The radicalized students of Evergreen State College, who were the center of nationwide controversy earlier this year for bullying a very progressive professor who criticized an anti-white school program, are once again showing their racist colors. The student newspaper now has a section in its opinion pages devoted to non-whites -- “For people of color by people of color,”
according to The College Fix.
The anonymous column “POC Talk” actually debuted in the bi-weekly Cooper Point Journallast year and then was reintroduced in September. Published in the Journal’s Letters & Opinion section, POC Talk says it provides “no-holds-barred commentary on local happenings.”
The column’s editors wrote an introduction in which they described the column as “a place where we can be us without it being overshadowed by the dark cloud that is living under white supremacy and having to see things from a white perspective. This is why when we do cover these issues it will be in the context and from the perspective of POC and POC only."

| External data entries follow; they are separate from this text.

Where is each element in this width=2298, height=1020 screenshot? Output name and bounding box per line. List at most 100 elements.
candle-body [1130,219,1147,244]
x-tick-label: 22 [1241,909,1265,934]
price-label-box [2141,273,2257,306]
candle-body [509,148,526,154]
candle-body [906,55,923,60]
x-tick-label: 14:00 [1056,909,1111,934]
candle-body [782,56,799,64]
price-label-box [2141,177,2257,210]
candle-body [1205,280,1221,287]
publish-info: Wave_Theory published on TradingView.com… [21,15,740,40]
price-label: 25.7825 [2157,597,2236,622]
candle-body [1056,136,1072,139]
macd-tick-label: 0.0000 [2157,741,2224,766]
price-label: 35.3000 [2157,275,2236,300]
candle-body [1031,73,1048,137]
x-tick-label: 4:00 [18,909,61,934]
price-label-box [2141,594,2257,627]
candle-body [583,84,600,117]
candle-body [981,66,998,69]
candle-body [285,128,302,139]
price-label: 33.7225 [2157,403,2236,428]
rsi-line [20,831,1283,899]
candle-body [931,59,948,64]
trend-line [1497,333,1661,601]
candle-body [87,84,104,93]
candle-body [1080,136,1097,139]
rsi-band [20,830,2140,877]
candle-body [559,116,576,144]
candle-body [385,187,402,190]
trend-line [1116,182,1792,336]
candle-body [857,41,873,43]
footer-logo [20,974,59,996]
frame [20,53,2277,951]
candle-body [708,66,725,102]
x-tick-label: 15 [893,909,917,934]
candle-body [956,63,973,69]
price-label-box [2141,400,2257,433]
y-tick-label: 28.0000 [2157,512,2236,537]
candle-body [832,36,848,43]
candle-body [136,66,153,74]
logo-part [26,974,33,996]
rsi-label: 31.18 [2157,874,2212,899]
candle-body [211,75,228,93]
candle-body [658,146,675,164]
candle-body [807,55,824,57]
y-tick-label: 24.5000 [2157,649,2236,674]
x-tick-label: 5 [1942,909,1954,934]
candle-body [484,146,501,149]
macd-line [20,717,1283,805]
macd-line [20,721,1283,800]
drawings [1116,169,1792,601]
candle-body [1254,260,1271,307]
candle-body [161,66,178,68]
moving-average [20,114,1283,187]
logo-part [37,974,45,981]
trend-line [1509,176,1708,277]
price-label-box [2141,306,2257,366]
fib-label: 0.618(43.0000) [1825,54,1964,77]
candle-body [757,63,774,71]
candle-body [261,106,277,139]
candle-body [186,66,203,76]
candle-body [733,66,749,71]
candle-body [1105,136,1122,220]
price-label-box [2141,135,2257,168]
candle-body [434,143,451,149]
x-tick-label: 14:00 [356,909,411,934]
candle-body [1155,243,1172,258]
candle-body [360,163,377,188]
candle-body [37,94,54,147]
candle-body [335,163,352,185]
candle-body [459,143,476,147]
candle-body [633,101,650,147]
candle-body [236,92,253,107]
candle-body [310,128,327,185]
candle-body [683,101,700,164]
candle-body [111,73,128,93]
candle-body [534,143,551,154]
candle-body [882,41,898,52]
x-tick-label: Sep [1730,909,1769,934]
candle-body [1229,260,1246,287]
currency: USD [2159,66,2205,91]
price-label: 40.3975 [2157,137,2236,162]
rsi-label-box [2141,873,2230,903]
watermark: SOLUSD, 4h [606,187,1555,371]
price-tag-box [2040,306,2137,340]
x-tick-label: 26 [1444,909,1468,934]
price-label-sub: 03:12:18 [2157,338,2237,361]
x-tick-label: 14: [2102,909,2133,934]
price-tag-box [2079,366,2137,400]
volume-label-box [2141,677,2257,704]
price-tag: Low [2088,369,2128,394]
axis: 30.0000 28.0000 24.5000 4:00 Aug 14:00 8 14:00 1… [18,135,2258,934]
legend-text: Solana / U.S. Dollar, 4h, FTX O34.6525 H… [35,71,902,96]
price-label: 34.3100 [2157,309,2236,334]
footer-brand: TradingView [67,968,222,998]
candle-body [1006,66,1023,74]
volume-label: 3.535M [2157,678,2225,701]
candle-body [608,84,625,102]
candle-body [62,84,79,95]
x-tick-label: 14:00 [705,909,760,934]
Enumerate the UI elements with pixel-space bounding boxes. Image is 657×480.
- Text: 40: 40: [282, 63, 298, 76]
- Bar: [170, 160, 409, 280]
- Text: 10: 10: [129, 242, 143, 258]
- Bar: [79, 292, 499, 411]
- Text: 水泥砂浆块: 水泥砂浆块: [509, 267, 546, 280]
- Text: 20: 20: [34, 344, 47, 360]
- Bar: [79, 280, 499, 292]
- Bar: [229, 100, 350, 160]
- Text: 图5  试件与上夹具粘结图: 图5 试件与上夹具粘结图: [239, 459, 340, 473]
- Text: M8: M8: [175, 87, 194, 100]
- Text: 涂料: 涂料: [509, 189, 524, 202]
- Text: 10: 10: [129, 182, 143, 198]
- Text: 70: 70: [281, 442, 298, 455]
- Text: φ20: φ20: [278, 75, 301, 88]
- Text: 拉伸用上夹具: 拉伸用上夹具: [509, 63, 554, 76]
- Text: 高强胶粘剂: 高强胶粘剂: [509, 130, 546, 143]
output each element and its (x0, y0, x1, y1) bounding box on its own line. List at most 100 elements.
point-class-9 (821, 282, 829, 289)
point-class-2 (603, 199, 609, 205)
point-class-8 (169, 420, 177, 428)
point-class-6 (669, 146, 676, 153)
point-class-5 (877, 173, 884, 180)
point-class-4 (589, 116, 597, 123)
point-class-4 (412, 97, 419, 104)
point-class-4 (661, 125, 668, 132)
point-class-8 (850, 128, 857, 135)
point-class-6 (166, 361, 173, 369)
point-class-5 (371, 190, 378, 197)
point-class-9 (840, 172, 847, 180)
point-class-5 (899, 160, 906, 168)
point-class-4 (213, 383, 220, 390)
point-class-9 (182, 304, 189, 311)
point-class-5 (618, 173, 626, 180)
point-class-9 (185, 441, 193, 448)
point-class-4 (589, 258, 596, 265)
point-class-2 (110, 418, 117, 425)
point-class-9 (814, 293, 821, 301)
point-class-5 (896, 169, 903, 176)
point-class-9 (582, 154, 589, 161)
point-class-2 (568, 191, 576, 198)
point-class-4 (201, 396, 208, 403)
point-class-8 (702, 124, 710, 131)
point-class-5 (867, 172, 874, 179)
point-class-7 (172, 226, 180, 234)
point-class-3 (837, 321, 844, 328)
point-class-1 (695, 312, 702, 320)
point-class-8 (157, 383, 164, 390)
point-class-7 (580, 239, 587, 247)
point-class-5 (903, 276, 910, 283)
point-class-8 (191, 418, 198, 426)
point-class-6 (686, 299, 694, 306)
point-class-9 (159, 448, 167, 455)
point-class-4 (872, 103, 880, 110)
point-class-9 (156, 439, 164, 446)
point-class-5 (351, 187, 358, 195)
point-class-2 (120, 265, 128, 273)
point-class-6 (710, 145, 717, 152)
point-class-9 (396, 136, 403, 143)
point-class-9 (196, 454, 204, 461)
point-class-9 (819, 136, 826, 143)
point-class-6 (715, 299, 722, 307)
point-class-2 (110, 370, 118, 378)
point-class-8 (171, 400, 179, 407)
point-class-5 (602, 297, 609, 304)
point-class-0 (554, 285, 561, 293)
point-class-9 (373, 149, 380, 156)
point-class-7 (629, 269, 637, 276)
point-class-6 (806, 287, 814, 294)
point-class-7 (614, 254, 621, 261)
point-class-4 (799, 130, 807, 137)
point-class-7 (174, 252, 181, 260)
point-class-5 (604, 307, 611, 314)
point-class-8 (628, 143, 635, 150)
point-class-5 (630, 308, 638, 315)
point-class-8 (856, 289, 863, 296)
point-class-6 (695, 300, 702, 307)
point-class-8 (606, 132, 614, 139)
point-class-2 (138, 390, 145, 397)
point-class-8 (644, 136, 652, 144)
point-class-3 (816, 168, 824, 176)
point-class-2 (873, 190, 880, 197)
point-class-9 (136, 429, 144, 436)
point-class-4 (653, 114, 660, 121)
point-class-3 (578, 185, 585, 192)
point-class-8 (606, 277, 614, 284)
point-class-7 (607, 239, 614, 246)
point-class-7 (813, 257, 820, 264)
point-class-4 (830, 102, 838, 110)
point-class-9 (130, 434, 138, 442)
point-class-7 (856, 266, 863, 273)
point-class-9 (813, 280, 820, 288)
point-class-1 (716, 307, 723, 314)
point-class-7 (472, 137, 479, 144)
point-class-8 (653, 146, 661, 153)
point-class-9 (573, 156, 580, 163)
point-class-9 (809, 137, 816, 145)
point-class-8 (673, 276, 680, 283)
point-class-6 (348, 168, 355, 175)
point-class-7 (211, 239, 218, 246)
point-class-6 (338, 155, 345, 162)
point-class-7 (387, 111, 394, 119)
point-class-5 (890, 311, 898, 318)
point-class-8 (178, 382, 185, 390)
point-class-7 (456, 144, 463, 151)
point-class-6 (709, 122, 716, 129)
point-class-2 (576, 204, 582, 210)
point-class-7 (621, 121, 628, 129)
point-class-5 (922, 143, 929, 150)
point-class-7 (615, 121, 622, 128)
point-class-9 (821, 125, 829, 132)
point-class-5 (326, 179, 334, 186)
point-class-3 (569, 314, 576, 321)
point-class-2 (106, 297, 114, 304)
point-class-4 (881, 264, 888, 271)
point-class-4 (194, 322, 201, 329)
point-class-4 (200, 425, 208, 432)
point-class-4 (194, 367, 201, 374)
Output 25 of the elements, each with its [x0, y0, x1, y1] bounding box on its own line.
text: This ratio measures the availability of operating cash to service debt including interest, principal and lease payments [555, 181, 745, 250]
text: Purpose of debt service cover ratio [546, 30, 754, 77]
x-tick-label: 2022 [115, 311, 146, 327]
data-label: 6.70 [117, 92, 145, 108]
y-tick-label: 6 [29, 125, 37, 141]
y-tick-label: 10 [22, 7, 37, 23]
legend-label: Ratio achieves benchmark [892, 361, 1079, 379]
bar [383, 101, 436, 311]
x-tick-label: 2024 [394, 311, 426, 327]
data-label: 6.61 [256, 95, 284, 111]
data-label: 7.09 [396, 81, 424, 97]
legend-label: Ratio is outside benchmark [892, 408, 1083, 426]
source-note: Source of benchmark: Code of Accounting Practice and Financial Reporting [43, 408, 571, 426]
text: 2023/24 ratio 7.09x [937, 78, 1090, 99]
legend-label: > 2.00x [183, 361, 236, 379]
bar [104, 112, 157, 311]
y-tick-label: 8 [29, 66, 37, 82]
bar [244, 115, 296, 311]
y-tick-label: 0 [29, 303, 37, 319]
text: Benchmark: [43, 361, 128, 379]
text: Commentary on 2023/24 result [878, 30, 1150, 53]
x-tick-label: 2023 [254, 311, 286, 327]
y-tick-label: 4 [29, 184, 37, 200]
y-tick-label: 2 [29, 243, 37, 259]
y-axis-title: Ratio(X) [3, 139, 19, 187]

Because all "people of color" have the same perspective? That sounds like a racist assumption.
“Dear White people, please take a step back, this isn’t brown-people-answer-white-people’s-questions-hour, we’re asking specifically for submissions from POC,” the column’s illiterate editors added.
Imagine any editorial column anywhere in the country beginning, “Dear Black people, please take a step back." The outrage would be apocalyptic. But blatant, anti-white racism is considered "woke," thanks to the insidious corrosion of identity politics which has infected and destroyed college campuses across the country.
“As being told no seems to be a difficult concept for some of y’all I await your emails about the Irish, how the term white fragility is mean (great example of white fragility) and how we need to view people through a color-blind lens (just lol)," the editors continued. "You will 100% not get a response!!!” Written like a true remedial English freshman.
The College Fix notes that since revving back up this fall, the column has addressed topics such as student activism, self care, the local comedy scene, and the controversy in May when students accused white professor Bret Weinstein, himself a proud Progressive, of racism because he criticized a planned “Day of Absence” in which white people were asked to stay off campus. Weinstein sued the college and eventually reached a $500,000 settlement.
A POC Talk column defended the students' position by doubling down on the anti-white racism and complaining that Weinstein is "the textbook definition of white fragility and privilege." Minorities “face harassment on an almost daily basis, it’s horrible and it’s traumatizing but ain’t [sic] nobody [sic] going to pay us $500,000 to deal with it,” the racist illiterates behind the column whined.
Congratulations, Evergreen State administrators, on allowing the inmates to run the asylum.